The corps could be made up of volunteers, those needing jobs, or the National Guard and military, and could be organized either through the government or by organizations like the Red Cross. For example, many of the roughly 1.9 million graduating college seniors are in need of employment and might welcome the possibility of living together with fellow corps members in isolation from others. Mobilizing these graduates to be “seniors helping seniors” would cost less than $1 billion (if we pay $30,000 a year to 30,000 of them) and would have the added benefit of providing jobs and a social purpose to this young generation during our hour of need. Other options include fostering private-sector solutions for ensuring virus-free deliveries of food, medicine and other essential supplies.

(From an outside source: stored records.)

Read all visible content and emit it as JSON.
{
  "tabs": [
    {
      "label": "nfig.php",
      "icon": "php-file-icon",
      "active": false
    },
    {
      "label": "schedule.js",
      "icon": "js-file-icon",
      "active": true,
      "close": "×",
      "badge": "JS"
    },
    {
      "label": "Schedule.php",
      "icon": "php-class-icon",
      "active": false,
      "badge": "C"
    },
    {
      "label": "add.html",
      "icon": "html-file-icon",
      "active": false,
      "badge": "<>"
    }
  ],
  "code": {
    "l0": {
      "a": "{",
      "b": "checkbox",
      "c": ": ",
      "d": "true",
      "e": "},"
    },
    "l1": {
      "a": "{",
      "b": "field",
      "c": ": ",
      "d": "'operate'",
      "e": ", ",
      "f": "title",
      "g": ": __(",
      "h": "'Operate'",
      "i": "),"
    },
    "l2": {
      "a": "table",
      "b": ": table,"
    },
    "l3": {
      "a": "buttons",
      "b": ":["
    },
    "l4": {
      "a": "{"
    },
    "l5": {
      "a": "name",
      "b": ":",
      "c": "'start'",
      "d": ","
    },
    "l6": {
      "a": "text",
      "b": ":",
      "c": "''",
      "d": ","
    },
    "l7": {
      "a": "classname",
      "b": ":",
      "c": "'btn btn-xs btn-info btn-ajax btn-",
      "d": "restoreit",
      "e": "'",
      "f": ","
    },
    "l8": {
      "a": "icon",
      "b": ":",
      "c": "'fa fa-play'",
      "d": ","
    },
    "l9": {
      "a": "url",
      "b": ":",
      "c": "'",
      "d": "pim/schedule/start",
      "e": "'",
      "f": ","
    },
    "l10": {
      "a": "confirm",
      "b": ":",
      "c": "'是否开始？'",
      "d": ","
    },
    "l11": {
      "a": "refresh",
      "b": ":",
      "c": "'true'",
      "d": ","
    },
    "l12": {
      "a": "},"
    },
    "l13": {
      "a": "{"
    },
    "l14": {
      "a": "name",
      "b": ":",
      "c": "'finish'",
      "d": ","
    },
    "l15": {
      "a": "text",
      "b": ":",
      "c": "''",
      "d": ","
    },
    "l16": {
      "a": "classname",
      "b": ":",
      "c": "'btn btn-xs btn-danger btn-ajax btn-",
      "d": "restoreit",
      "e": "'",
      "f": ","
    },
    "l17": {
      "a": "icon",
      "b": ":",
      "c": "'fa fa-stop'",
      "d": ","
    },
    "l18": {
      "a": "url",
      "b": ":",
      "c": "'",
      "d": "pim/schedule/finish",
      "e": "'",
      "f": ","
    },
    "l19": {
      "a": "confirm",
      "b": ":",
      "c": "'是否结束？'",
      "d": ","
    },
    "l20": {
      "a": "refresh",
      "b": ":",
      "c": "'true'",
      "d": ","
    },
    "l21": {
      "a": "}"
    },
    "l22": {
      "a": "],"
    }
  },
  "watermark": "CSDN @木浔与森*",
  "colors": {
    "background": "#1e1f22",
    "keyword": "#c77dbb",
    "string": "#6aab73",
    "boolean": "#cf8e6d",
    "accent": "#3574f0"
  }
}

We must also pay attention to the mental-health implications of lock-downs. Gradual easing of lockdowns for those below 65 will go some way toward limiting the adverse consequences of social isolation for younger age groups. For the elderly, we have to find ways of managing social isolation while maintaining their physical isolation. Technology to communicate with loved ones and better organized social gatherings for the elderly can help.

The dichotomy between saving the economy and saving lives is a false one. Making lockdowns age-specific is an important pillar for an improved public policy. Our research shows that when combined with better social distancing between age groups and a ramp-up of testing and tracing, targeted lockdowns can minimize economic damage and save lives.